The editor accepted that letter but rather than asking for a retraction, he just invited the authors for a reply.
So, back to my take-home-messages:
- It is part of a research tradition (urgently to be corrected). Really, I don't believe this is just a single case. Within this discipline and others that I claim to know enough about, I've seen similar things. Maybe not to the same extent, but sometimes close enough. This does not at all justify the lack of method-ethical scrutiny in the Food and Brand Lab, but it does put things in perspective. Based on this episode from the Lab (from my 2012 criticism to the recent one), and based on my own experience and interaction with other academics, I really believe that the reproducible revolution in science is going at two speeds. One the one hand, there still is a majority of old school researchers and labs, still empowered by the false feedback of the publishing system that tends to reward such practices. On the other hand, there is growing minority of researchers trying to change this and to improve the evidence base of science. Though the relation between both groups has always been tense, I fear for a rapid dichotomization which will make it more difficult than ever to come to a joint perspective on science and its presumed (hoped-for) self-correcting nature.

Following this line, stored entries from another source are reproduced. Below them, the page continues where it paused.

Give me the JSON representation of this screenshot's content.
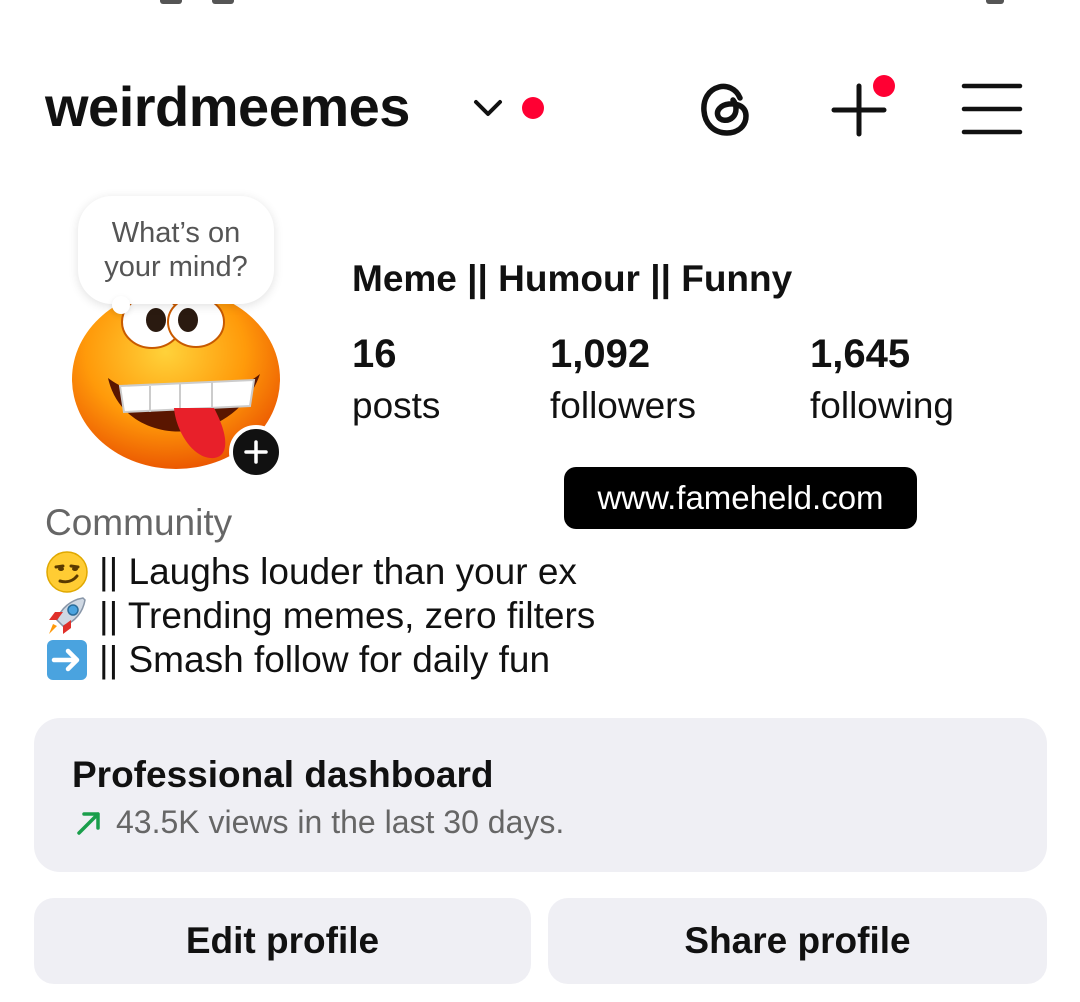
{
  "header": {
    "username": "weirdmeemes",
    "icons": [
      "chevron-down-icon",
      "threads-icon",
      "plus-icon",
      "menu-icon"
    ],
    "notification_color": "#ff0033"
  },
  "note": {
    "text": "What’s on your mind?"
  },
  "profile": {
    "display_name": "Meme || Humour || Funny",
    "stats": [
      {
        "value": "16",
        "label": "posts"
      },
      {
        "value": "1,092",
        "label": "followers"
      },
      {
        "value": "1,645",
        "label": "following"
      }
    ],
    "link": "www.fameheld.com",
    "category": "Community",
    "bio": [
      {
        "emoji": "smirking-face-emoji",
        "text": "|| Laughs louder than your ex"
      },
      {
        "emoji": "rocket-emoji",
        "text": "|| Trending memes, zero filters"
      },
      {
        "emoji": "right-arrow-emoji",
        "text": "|| Smash follow for daily fun"
      }
    ]
  },
  "dashboard": {
    "title": "Professional dashboard",
    "subtitle": "43.5K views in the last 30 days.",
    "trend_color": "#1a9e4b"
  },
  "actions": {
    "edit_label": "Edit profile",
    "share_label": "Share profile"
  }
}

- Despite the research tradition, criticized labs should up their game. One cannot simply take a hit in these and then just continue. I've witnessed this before when we criticized Turkington and Morrison only to get invited for a "slaughtering" (sic) by these "academics". But how on earth can you just continue with "shoddy methodology" after someone else pointed that out for you? Surely, every researcher makes mistakes (I guess), but I hope we all learn from them to improve science. If not, we are no better than the banking sector, politicians, or whatever profession academics can mock about on social media.
- The PR trend in science communication. Surely, the Food and Brand Lab is a well-oiled marketing machine for its own research. Most of it is probably still a valid suggestion, though not as evidence-based as they suggest (see also Andrew Gelman's post where he opens up that possibility; given my own experience with these type of findings, I want to stress this possibility). But it is troubling that they seem to be better in this science(?) communication than in research ethics and methodology. Just to take this one article as an example: Their own press releases and outreach about that study did not show a single effort of self-correction. You can still find some of that material on their website. Similarly, despite the recent turmoil, I have seen them just continue their online communication efforts.